Give "beautiful" a rest already.

I'll admit it: I'm a sucker for North Korea. 

Thousands of people in concentration camps! Fake, empty villages masking widespread famine and disease!  State-approved haircuts! How is this even real in 2015? I am equal parts fascinated and horrified by everything I learn about that place.

Today, though, I'm just horrified. And not about North Korea: about the Huffington Post's latest words on the country. The piece (which I'm not going to link, because it's pointless) is a slideshow of North-Korean women with the title: "Photos Of Women In North Korea Show Beauty Crosses All Boundaries." 

My audible reaction when I first saw the headline: "So f*cking what?"

As a human with eyes and critical-thinking skills, I can deduce that if life is hard somewhere in the world, women usually suffer the most. Imagine having your period in the middle of a refugee camp...or giving birth in one. Or losing children to starvation or AIDS. And let's not forget everyone's favorite war crime: rape! I can't imagine the women of North Korea are somehow exempt from the extra helping of suffering. So why in the world would this writer waste our time, and this opportunity, on something as trivial as beauty? 

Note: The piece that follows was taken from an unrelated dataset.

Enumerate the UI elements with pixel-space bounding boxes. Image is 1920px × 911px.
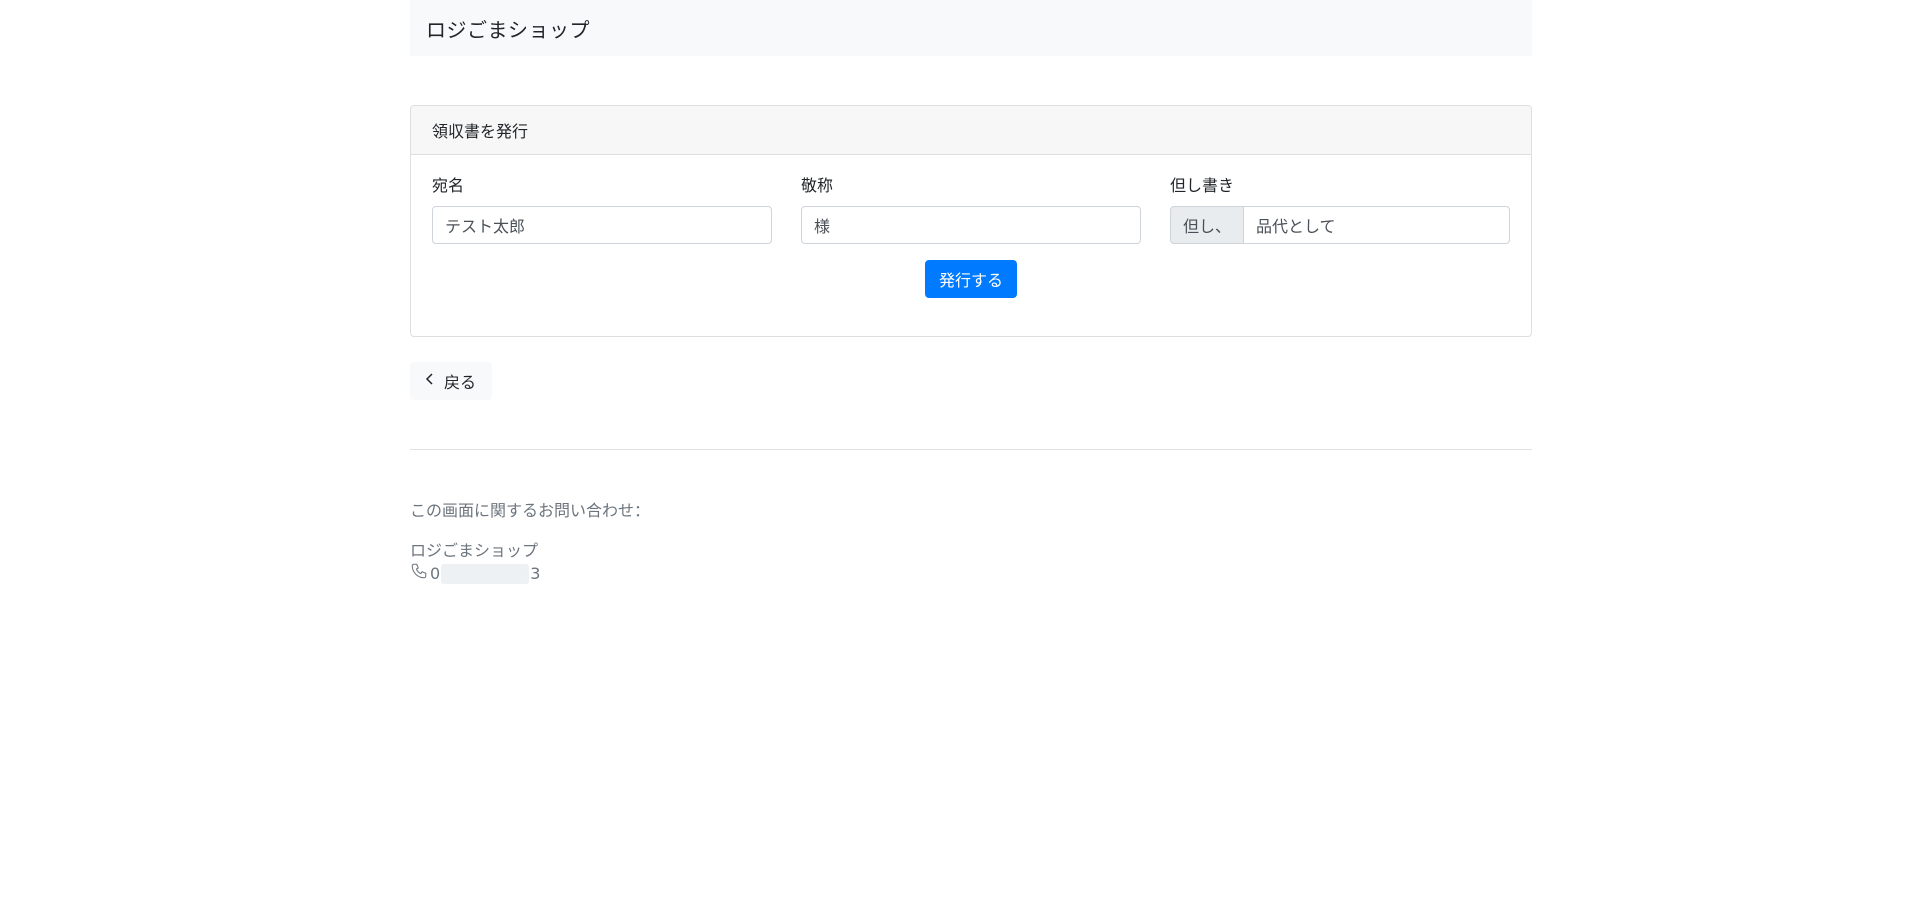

Beauty. In this new and mostly awesome wave of feminism, it has become a term of empowerment. "All bodies are beautiful, and all women are beautiful. It doesn't matter how you look or what you wear; don't worry, girlfriend, you're beautiful, too!" The message sounds new, but it still exists within the tired, old framework that beauty equals worth, when it comes to women.

So I ask you today: Why do we all have to be beautiful? What does beauty have to do with anything?

Of all the curious/disturbing/surprising things about women in North Korea, why on earth should any of us give a crap if they are beautiful? Would you ever see a piece like this about the beauty of North Korean men? Or think pieces on how all men are beautiful on the inside as well as the outside? No. Because men haven't been conditioned to crave--need--that kind of affirmation. 

It's time to move the conversation in a new direction, away from outer aesthetics altogether. We need to find new ways to lift up women that don't involve telling them they are beautiful. And at the root, we need to stop raising our girls to need reassurance of their attractiveness.

Let's put "beautiful" to bed. Let's embrace more tangible, measurable reasons we are awesome: intelligence, humor, tenacity, strength, creativity. Let's raise our girls on a diet of meaningful words and see what happens.